Que signifie ce passage d’une exigence normative faible à une exigence normative forte ?

L’idée d’une exigence normative forte rejoint la clarté dont il était question au point (ii). Il s’agit en effet, souligne le Parlement européen, « d’instaurer des exigences plus claires » (je mets en italiques) en proposant aux entreprises et à leurs parties prenantes des règles communes et unifiées (1). En outre, ces exigences deviennent, dans le projet de directive, des « obligations de publication d’informations non financières ».

Cependant, la communication du Parlement rappelle aussitôt que les obligations en question sont des obligations « souples ». La « souplesse » ne porte pas sur le degré d’exigence de ces obligations, mais sur l’« approche » mise en œuvre en vue de les respecter : « Une approche souple et non intrusive est néanmoins retenue », souligne le Parlement européen [le concessif « néanmoins » est ici significatif]. « Les entreprises pourront utiliser les cadres nationaux ou internationaux existants en matière de reporting et elles continueront de disposer d’une marge de manœuvre pour définir le contenu de leurs politiques et d’une certaine souplesse pour publier des informations de manière utile et pertinente.
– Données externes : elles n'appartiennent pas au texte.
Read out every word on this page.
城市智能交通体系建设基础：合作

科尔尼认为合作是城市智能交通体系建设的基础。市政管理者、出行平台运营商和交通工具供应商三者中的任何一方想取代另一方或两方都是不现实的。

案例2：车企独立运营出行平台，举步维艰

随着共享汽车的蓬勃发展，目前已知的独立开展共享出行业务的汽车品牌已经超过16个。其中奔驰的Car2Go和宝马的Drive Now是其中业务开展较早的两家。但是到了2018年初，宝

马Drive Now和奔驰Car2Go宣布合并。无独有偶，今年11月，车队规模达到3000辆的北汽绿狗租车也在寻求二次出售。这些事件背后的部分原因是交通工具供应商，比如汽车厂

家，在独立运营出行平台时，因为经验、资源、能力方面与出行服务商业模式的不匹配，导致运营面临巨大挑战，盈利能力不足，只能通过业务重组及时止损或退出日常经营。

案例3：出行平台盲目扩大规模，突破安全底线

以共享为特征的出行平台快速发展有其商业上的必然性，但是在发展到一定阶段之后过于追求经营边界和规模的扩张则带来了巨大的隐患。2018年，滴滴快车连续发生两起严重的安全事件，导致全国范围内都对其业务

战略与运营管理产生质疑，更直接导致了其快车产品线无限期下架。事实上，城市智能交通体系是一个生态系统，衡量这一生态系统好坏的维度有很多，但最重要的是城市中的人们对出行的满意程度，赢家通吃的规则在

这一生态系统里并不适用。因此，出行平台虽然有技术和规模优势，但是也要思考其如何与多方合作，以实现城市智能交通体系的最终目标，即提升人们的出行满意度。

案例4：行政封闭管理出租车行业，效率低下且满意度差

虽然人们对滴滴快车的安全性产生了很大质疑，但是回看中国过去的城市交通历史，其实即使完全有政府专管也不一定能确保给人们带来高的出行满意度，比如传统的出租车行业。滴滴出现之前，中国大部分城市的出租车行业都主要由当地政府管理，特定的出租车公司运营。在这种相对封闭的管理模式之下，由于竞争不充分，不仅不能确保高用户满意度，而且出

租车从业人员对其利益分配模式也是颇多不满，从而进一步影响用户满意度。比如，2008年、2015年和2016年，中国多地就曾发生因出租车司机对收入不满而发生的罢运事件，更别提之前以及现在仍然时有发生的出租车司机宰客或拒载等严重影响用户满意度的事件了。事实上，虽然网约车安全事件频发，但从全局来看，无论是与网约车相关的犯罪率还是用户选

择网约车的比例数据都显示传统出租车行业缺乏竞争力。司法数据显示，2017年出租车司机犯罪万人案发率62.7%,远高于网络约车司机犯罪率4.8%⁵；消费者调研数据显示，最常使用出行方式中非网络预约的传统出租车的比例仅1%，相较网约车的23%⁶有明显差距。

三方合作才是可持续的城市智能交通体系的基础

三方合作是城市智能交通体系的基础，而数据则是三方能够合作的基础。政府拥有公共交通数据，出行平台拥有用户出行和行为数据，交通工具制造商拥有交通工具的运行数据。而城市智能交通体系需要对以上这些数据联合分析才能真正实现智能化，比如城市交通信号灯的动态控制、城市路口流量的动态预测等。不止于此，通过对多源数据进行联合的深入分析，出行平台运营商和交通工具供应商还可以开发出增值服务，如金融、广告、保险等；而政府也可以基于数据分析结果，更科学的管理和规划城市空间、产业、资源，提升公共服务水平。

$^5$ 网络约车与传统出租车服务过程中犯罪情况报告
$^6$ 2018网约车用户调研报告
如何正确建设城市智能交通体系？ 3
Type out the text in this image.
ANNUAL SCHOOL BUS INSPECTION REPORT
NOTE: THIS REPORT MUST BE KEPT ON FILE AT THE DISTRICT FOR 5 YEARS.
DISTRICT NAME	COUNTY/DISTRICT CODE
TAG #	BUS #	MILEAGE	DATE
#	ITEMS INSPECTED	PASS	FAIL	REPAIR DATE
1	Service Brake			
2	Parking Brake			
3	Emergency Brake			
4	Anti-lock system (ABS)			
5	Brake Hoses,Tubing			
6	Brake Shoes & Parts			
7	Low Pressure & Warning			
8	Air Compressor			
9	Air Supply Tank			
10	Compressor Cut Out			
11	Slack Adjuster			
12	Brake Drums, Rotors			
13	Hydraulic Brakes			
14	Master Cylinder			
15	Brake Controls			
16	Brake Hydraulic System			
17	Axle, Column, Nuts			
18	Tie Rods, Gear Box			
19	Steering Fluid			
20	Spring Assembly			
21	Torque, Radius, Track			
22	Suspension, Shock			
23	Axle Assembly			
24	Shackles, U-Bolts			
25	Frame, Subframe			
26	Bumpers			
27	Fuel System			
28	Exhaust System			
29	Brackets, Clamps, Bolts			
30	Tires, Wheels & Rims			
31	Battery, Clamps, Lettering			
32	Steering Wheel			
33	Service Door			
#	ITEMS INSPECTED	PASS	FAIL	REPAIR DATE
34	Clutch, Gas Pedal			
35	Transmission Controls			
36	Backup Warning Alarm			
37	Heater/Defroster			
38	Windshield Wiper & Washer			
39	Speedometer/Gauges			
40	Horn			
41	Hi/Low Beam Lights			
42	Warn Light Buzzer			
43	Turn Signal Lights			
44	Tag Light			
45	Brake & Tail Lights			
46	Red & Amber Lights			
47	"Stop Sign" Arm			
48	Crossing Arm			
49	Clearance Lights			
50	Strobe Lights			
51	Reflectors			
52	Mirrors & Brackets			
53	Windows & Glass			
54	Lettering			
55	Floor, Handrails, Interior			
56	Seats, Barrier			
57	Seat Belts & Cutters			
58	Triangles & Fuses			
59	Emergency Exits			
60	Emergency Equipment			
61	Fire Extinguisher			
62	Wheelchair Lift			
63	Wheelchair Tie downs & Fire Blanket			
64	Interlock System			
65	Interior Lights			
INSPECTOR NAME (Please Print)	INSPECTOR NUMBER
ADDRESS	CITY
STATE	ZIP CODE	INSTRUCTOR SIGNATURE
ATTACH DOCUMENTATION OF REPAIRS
Lorsqu’elles estimeront que certains domaines ne sont pas pertinents en ce qui les concerne, elles seront autorisées à en exposer les raisons au lieu d’être contraintes d’établir une politique afférente à ces domaines. »

On notera que la dernière phrase implique que la nouvelle obligation de publier des informations non financières relatives à la RSE ne se substitue pas à l’exigence provenant du principe « Se conformer ou s’expliquer » (comply or explain). Il ne s’agira pas, dans le nouveau système, de se conformer (de publier) purement et simplement. Le principe « Se conformer ou s’expliquer » est partie intégrante du projet de directive (2). Sa présence est d’ailleurs cohérente avec la nouvelle définition de la RSE qui a été adoptée par la Commission européenne le 25 octobre 2011 dans le cadre de la nouvelle stratégie de l’UE pour la période 2011-2014 (COM(2011) 681 final), où la RSE est comprise comme « la responsabilité des entreprises vis-à-vis des effets qu’elles exercent sur la société » (3). Puisque une telle responsabilité leur est assignée, il leur appartient de mettre en œuvre « un processus destiné à intégrer les préoccupations en matière sociale et environnementale dans leurs activités commerciales et dans leur stratégie de base », et de publier les résultats de leurs politiques en la matière.

3.

Pourquoi la souplesse de l’obligation de publication ne porte-t-elle pas sur le degré d’exigence des obligations de publication, mais sur l’« approche », c’est-à-dire les conditions de respect de cette obligation, qui laissent une certaine latitude aux entreprises ?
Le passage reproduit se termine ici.